By Mary Lowther
When I discovered that mice had been dining on the loose seed packets in my pantry I sprang into action! Deferring the scheduled preparation of seasonal cards, I set out three traps baited with the traditional cheese. I suspect we may be genetically selecting mice with lactose intolerance because it took a few days for one to fall for one of the traps and I know there are more mice.
I’ve also sorted out my seeds and put the viable ones into containers that only the most determined mice could gnaw through, and labeled them with planting dates. In his book Growing and Saving Vegetable Seeds, Marc Rogers has a great section that I refer to for every packet of seeds: the length of time each type of seed will typically grow into a plant when sown.

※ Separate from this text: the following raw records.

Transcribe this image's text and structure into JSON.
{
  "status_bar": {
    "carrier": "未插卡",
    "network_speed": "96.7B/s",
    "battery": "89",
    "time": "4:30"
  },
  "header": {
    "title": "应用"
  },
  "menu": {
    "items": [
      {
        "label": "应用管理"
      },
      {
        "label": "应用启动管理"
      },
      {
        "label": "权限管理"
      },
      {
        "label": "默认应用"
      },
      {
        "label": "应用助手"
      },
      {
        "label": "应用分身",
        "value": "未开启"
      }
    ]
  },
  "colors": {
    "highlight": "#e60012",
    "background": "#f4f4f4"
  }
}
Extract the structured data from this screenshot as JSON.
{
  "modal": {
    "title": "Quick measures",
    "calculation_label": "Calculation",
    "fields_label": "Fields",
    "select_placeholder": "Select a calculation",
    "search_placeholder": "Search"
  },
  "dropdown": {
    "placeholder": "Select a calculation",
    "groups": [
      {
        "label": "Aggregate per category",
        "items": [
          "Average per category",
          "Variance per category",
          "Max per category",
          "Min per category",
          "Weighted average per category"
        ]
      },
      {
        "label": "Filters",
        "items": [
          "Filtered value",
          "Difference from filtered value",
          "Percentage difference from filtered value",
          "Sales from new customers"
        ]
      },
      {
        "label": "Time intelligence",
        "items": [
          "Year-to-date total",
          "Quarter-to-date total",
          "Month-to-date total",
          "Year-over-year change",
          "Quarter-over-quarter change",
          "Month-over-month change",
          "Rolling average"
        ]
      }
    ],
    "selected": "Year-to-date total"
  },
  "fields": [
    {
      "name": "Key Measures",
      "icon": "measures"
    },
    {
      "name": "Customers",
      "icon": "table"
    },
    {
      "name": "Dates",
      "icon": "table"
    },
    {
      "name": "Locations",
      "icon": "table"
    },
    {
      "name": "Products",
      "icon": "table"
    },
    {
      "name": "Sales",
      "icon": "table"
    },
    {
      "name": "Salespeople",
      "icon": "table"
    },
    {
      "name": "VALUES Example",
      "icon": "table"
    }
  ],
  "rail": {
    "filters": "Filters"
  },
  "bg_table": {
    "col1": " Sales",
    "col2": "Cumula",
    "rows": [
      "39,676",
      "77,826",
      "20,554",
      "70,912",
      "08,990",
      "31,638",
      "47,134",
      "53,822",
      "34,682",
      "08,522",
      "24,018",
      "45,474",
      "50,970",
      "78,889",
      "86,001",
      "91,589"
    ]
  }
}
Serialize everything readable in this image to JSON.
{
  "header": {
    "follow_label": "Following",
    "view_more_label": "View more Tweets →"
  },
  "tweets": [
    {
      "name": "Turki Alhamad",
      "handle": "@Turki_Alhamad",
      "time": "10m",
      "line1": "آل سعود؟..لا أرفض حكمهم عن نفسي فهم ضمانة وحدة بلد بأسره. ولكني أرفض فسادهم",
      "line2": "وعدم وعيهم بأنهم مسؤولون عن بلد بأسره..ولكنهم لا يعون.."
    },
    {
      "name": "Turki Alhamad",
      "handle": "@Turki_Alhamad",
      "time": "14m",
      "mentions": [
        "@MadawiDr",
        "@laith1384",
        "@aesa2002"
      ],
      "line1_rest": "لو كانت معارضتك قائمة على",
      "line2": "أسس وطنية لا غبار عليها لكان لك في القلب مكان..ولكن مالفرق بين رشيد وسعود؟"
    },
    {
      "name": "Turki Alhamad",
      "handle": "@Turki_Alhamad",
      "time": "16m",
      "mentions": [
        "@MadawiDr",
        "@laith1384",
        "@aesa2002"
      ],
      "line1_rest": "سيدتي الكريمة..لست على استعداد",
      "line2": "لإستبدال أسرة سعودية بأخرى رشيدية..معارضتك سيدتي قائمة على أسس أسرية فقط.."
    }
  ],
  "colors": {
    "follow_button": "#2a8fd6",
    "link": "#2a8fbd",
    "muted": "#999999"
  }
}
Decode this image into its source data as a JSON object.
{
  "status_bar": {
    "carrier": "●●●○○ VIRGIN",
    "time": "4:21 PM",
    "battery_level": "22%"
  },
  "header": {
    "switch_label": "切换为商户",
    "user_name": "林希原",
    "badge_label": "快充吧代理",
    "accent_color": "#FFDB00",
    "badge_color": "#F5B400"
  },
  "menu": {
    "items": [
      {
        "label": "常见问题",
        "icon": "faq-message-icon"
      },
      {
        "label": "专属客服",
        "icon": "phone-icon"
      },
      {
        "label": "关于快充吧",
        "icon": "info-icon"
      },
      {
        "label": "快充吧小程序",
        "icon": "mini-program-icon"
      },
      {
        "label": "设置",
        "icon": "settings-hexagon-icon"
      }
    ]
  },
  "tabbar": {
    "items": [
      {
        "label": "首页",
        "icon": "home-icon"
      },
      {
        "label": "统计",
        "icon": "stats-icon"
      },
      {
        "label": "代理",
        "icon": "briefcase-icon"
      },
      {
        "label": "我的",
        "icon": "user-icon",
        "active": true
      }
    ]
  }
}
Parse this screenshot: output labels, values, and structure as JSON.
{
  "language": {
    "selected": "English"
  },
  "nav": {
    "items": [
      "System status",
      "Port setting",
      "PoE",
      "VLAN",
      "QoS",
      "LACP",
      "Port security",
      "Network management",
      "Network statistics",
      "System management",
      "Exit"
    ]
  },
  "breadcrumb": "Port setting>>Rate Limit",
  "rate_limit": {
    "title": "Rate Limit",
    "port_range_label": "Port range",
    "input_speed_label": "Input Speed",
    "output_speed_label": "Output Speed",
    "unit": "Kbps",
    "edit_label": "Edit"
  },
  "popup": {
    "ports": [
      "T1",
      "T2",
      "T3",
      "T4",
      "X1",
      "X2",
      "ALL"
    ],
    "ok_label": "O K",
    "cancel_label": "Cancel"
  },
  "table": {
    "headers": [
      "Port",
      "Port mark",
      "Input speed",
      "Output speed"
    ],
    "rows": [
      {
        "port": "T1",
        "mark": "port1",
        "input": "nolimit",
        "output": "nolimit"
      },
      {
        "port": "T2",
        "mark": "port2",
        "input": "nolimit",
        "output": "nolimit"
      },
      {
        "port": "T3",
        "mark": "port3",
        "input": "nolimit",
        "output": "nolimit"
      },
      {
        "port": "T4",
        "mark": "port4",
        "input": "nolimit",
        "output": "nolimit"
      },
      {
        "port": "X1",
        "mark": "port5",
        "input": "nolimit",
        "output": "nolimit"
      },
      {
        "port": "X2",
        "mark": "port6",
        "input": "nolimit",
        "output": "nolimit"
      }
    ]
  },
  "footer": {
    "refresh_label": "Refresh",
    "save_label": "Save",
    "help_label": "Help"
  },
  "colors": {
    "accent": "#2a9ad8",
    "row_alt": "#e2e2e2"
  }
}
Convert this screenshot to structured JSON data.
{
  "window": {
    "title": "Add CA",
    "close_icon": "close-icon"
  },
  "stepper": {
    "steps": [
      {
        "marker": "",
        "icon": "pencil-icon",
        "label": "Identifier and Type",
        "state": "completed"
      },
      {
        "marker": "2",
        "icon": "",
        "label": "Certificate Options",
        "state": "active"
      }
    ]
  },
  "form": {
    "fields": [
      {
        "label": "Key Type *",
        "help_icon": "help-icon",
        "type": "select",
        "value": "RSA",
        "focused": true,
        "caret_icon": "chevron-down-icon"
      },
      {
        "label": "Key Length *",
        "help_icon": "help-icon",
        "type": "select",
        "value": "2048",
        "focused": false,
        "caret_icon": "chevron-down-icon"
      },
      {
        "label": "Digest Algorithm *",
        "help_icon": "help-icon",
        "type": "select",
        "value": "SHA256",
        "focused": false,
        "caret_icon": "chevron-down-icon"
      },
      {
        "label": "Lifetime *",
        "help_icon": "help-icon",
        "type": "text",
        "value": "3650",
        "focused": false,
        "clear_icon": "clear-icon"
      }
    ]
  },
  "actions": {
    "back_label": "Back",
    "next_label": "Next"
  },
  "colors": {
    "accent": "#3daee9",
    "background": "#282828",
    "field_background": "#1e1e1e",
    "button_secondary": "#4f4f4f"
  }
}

When I buy a packet of seeds I check the date it was packed and, after referring to Rogers’s viability table, write on the packet the last year the seed should be good to. I also write sowing dates on the packet, following West Coast Seeds’ excellent method for writing down how they’re sown: for sowing in flats, for sowing directly outside and for sowing outside under cover. I haven’t been happy with West Coast Seeds for the past three years because their seeds have not been as robust as before and prefer buying from the more dependable Salt Spring Seeds.
While in a ruthless mood, I also threw out all my stale-dated seeds, tossing them together in a bucket and the ripped packets into another. I’ll use these seeds as a cover crop next year and see if any of them come up.
Seeds use stored food while they’re dormant and have typical lengths of time in which most of them will grow into plants when sown. For example, tomato seeds typically last for four years when kept in cool, dry conditions. Heat and humidity shorten their lifespan and that’s why I keep my dried seed packets in sealed plastic tubs along with a desiccant, in a cold room, and why I order most of my seeds directly from the supplier who will have stored them in ideal conditions.